Я был молод тогда, и любопытства во мне было больше, чем страха. Я стал прислушиваться, я весь превратился в слух, убежать подальше в лабиринт и затаиться под дерном даже не пришло мне в голову. Я только слушал себе и слушал. Было ясно, что кто-то роет землю, подобно мне, правда, звук был послабее, хотя какое было между нами расстояние, было трудно сказать. Я насторожился, но самообладания не потерял. Может, я занял чужое владение, подумал я, и хозяин теперь прорывает ход ко мне. Если бы предположение мое оправдалось, я, не имея склонности к завоеваниям и битвам, вероятно, удалился бы отсюда подальше и там начал бы новую стройку. Что ж, я был еще молод и бездомен и мог сохранять хладнокровие. Дальнейший ход событий также не принес мне особых волнений, только понять его было не так уж легко.
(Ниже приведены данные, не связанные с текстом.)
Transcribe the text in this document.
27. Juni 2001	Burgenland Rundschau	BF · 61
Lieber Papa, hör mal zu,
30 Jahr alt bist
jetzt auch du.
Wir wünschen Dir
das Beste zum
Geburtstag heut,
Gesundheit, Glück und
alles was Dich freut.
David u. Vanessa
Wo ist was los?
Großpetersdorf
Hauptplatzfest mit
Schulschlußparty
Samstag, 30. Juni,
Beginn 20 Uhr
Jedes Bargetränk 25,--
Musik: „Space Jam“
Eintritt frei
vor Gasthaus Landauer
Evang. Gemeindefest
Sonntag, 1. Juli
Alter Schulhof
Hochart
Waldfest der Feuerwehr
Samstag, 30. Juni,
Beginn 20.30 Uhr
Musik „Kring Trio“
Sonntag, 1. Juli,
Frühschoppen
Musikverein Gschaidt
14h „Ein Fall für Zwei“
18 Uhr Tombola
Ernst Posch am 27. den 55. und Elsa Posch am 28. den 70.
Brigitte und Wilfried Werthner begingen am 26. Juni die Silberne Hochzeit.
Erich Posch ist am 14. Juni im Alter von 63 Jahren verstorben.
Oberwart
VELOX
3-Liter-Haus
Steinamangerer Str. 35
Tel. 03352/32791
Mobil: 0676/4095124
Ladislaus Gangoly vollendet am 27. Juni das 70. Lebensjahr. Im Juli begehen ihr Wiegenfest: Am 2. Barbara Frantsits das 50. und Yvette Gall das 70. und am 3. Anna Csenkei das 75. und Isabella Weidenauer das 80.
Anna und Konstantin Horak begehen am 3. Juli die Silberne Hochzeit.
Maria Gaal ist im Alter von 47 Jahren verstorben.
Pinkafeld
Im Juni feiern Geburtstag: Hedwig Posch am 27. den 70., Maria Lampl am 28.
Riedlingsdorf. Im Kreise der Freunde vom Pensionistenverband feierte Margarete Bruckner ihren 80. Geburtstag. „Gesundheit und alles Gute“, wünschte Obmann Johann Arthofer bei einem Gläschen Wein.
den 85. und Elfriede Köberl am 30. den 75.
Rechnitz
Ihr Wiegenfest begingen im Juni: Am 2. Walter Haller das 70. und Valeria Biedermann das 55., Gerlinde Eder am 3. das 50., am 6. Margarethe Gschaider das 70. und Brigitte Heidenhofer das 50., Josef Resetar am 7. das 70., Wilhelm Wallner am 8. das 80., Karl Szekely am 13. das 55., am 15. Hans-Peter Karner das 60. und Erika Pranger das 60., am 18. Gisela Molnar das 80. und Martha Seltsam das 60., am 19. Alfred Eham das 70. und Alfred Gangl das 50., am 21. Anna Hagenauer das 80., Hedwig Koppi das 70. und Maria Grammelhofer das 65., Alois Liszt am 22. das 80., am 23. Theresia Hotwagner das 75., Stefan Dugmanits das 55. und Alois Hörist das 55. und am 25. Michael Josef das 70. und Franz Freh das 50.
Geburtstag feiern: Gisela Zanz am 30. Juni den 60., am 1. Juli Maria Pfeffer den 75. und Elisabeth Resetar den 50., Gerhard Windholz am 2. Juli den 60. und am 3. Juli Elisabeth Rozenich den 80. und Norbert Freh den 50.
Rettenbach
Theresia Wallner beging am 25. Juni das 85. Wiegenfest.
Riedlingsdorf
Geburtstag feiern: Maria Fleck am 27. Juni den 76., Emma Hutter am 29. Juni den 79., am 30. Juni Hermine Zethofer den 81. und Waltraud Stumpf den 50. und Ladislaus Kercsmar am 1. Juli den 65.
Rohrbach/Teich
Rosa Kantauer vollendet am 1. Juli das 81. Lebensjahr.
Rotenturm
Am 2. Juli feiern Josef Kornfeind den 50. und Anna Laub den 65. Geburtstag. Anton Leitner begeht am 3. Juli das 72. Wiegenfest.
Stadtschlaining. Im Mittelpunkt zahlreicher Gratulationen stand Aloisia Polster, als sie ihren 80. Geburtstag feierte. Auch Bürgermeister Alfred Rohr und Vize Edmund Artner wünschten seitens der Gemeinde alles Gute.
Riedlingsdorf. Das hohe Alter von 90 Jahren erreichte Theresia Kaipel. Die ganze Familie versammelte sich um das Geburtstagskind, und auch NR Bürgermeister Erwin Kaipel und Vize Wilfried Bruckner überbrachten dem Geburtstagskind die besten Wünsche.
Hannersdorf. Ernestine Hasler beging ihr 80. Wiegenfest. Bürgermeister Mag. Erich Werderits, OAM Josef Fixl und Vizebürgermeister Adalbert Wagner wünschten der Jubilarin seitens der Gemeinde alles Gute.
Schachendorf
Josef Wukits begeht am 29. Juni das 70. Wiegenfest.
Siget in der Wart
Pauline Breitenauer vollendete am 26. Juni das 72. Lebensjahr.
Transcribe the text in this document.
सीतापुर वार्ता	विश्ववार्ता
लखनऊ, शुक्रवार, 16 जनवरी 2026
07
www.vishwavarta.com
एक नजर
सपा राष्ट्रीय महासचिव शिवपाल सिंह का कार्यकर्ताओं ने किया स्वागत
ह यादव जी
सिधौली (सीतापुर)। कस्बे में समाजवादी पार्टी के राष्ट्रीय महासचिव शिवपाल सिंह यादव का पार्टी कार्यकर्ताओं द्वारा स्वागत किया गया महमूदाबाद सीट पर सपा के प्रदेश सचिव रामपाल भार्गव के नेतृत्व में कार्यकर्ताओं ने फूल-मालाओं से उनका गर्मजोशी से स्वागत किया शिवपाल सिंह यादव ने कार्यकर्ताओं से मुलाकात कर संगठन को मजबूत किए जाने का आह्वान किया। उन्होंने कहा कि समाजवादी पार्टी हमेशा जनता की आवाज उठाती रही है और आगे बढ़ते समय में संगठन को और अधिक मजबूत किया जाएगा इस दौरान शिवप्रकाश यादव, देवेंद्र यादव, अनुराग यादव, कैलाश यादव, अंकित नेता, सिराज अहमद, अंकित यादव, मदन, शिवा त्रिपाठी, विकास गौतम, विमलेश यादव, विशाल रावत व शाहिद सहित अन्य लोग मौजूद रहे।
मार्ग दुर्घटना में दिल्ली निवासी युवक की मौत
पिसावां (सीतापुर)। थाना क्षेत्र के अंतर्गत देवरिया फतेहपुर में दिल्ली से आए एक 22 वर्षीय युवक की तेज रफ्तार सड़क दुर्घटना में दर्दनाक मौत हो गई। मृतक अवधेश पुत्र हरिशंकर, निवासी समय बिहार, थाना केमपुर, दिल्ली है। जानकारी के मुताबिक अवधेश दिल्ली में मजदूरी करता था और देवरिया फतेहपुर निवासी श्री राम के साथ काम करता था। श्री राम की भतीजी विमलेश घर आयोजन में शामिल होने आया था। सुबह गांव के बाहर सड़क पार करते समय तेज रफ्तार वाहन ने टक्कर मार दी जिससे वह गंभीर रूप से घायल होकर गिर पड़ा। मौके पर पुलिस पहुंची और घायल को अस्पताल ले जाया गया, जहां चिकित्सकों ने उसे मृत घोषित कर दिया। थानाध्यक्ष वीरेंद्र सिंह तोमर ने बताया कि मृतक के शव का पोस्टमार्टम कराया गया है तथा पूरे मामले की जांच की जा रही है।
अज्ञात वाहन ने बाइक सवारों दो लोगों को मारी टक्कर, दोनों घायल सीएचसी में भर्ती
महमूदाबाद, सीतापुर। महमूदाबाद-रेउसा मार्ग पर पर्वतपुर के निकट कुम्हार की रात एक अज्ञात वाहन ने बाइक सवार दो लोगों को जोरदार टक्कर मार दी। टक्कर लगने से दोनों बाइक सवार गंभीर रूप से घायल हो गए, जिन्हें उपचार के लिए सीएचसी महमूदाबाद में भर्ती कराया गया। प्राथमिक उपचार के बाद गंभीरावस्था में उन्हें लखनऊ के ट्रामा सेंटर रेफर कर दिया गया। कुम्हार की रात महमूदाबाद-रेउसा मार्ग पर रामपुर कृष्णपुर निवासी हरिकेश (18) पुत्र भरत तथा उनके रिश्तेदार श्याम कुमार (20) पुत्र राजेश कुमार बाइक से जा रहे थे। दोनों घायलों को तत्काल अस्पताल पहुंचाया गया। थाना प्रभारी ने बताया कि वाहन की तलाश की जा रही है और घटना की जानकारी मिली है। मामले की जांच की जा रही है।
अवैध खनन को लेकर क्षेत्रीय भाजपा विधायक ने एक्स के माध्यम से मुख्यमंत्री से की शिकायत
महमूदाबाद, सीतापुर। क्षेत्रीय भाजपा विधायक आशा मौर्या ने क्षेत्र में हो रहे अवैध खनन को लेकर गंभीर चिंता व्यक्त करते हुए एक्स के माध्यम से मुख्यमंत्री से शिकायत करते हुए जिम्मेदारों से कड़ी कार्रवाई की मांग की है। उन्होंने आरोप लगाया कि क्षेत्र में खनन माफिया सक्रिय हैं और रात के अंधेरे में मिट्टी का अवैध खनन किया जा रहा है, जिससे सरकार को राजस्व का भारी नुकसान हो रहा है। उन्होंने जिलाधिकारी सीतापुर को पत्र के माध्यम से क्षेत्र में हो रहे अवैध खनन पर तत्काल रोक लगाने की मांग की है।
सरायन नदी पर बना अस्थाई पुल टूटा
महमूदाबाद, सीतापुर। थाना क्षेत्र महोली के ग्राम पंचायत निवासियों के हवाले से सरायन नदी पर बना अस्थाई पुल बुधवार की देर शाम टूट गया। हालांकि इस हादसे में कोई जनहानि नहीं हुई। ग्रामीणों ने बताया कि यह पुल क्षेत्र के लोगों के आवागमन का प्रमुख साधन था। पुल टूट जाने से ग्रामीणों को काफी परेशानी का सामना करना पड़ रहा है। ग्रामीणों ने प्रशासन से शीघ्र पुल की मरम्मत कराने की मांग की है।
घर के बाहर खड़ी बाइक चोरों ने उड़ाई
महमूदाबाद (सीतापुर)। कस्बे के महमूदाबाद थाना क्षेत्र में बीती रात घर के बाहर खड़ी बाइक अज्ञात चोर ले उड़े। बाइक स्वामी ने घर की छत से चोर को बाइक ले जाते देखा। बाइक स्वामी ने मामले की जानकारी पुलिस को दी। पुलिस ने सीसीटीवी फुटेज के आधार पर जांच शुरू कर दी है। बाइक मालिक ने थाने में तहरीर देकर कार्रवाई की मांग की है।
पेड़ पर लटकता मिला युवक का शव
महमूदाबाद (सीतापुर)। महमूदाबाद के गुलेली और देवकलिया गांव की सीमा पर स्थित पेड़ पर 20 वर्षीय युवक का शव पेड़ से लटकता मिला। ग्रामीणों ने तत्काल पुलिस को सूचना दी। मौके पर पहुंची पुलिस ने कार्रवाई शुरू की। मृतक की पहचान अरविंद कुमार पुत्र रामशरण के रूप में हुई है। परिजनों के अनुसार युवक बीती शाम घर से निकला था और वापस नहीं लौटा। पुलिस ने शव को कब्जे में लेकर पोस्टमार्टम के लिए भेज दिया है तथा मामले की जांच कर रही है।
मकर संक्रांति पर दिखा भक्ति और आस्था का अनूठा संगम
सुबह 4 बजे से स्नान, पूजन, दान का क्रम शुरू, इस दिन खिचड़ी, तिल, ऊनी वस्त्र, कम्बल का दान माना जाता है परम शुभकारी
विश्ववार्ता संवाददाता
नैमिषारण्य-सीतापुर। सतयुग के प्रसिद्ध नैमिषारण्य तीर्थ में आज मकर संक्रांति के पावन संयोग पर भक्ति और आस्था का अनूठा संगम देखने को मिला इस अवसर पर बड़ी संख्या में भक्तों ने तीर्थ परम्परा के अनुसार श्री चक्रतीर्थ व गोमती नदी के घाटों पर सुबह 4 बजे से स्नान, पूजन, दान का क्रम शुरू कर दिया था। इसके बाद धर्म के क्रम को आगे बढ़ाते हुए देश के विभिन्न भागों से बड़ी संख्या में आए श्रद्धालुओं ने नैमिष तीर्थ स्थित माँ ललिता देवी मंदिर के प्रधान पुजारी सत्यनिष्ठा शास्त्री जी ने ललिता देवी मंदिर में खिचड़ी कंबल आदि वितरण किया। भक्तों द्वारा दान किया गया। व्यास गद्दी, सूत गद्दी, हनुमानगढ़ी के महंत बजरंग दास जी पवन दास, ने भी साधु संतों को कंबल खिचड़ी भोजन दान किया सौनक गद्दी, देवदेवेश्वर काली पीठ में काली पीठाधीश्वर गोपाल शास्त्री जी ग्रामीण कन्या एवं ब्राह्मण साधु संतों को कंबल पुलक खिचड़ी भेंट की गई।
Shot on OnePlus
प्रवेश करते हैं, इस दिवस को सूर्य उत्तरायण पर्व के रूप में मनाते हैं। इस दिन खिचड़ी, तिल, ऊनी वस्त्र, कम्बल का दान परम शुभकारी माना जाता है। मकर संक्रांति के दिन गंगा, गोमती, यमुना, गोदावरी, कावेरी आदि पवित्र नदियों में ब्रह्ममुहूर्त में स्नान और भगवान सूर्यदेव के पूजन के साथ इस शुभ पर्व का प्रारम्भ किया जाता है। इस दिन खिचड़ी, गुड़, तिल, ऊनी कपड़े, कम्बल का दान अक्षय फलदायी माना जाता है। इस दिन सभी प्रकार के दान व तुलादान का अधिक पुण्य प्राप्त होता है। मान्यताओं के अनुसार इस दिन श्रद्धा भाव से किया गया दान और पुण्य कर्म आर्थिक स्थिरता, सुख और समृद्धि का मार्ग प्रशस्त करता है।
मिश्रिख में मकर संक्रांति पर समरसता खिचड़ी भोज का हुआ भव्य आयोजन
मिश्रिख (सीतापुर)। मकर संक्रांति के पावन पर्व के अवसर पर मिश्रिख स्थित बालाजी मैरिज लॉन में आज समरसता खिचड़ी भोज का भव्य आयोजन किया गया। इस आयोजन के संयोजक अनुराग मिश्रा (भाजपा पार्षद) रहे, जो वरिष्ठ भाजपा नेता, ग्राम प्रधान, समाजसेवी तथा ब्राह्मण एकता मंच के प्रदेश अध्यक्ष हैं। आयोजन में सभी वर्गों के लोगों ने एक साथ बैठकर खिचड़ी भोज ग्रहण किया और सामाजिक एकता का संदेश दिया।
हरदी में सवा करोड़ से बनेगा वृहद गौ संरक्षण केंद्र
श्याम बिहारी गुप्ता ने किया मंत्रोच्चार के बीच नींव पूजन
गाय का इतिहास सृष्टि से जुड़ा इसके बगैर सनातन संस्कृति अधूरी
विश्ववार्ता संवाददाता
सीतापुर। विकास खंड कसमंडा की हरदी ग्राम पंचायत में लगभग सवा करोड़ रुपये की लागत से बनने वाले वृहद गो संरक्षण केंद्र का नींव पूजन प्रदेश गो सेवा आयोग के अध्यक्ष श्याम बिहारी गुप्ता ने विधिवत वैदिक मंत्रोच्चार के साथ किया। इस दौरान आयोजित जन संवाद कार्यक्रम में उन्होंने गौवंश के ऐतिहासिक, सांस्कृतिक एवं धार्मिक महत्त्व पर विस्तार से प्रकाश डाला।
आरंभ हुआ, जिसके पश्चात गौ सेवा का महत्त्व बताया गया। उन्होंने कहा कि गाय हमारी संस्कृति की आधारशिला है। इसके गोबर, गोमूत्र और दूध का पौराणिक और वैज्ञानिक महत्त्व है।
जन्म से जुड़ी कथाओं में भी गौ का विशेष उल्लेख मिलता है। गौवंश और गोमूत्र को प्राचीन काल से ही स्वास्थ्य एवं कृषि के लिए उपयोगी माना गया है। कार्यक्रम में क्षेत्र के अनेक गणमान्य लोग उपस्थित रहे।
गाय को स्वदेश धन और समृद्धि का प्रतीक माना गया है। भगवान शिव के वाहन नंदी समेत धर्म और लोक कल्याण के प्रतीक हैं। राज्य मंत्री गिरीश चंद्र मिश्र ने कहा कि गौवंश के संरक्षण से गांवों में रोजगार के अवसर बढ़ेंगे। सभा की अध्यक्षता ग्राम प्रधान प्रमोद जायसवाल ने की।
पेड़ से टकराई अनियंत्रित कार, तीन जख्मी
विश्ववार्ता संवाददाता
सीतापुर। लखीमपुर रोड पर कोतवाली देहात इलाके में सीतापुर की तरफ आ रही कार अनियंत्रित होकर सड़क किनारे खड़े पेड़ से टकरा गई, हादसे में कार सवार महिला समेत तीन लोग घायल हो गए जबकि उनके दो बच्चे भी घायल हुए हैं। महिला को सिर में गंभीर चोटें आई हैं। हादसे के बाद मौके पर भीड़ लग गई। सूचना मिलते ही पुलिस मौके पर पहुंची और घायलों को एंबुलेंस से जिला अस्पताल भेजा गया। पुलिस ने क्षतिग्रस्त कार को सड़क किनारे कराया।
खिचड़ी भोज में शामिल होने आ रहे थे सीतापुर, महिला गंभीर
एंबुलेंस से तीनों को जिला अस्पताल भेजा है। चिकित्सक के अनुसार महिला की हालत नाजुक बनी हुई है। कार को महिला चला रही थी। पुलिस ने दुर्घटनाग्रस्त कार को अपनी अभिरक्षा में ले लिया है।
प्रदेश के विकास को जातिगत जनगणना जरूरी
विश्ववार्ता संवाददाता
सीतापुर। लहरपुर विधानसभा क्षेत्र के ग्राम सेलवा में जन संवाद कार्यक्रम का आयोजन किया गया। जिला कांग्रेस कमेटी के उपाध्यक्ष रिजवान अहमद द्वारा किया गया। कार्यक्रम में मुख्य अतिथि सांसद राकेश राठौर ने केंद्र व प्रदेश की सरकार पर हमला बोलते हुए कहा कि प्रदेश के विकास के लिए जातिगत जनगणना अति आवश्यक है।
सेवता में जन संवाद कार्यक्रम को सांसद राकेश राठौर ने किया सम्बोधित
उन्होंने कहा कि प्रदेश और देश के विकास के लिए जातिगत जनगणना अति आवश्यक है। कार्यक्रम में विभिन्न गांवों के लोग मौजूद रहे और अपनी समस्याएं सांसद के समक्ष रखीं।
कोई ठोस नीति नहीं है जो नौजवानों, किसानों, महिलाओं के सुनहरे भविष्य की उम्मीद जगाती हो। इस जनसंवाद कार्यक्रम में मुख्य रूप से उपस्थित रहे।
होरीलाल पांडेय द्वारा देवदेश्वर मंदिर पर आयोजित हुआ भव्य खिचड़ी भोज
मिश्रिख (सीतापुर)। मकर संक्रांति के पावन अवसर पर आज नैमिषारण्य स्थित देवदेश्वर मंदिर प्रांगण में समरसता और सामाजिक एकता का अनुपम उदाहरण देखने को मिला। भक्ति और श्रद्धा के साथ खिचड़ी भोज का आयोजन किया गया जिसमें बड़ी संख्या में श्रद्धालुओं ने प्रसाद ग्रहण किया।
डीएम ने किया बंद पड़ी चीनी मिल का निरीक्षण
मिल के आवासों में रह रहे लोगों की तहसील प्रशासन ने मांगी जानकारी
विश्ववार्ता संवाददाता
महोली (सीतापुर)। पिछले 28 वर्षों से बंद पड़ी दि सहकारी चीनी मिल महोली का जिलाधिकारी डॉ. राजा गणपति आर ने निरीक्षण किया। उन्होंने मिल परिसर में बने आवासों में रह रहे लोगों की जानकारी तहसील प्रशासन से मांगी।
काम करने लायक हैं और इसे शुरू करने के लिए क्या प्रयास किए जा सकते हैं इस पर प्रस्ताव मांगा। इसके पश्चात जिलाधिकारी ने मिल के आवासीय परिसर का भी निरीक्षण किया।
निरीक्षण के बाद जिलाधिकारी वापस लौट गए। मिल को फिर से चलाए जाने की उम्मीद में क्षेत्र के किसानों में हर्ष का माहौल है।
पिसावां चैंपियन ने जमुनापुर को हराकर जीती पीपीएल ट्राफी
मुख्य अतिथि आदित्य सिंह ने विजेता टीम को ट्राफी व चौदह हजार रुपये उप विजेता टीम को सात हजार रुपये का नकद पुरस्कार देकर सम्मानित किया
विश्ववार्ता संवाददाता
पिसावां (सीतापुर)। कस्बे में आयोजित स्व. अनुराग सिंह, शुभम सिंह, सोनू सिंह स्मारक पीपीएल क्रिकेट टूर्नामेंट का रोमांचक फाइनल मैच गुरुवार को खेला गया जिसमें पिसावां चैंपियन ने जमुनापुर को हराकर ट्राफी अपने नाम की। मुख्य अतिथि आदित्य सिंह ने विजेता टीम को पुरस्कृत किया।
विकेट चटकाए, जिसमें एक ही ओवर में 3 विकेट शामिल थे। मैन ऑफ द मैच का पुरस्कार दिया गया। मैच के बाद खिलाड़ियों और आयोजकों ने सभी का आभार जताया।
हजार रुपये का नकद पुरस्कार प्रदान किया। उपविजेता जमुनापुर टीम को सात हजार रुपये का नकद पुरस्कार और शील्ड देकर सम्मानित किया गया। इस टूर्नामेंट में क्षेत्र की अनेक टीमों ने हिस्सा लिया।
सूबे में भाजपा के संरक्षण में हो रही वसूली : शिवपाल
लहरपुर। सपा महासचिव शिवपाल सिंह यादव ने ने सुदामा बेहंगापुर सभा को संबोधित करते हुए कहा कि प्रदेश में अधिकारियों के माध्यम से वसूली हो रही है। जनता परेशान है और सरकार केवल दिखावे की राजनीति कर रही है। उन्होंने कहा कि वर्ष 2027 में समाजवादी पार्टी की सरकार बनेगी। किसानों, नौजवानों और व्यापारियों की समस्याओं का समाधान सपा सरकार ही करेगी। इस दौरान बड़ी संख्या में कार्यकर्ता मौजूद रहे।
То ли тот, кто там рыл и, возможно, стремился ко мне, изменил направление, потому что я, прервав работу, лишил его ориентира, то ли он сам изменил свои намерения. А может, я просто ошибся и он вовсе не направлялся ко мне. Какое-то время шум еще усиливался, и я по молодости лет своих уже раззадорился встречать землекопа, который вот-вот появится передо мной; но потом шум стал затихать, удаляться, словно бы уходить в противоположную сторону, и наконец совсем смолк. Долго еще я пытался уловить его звуки в наступившей тишине, пока не принялся снова за дело. Это предостережение было достаточно внятным, но я скоро забыл о нем, и на мои строительные планы оно не повлияло.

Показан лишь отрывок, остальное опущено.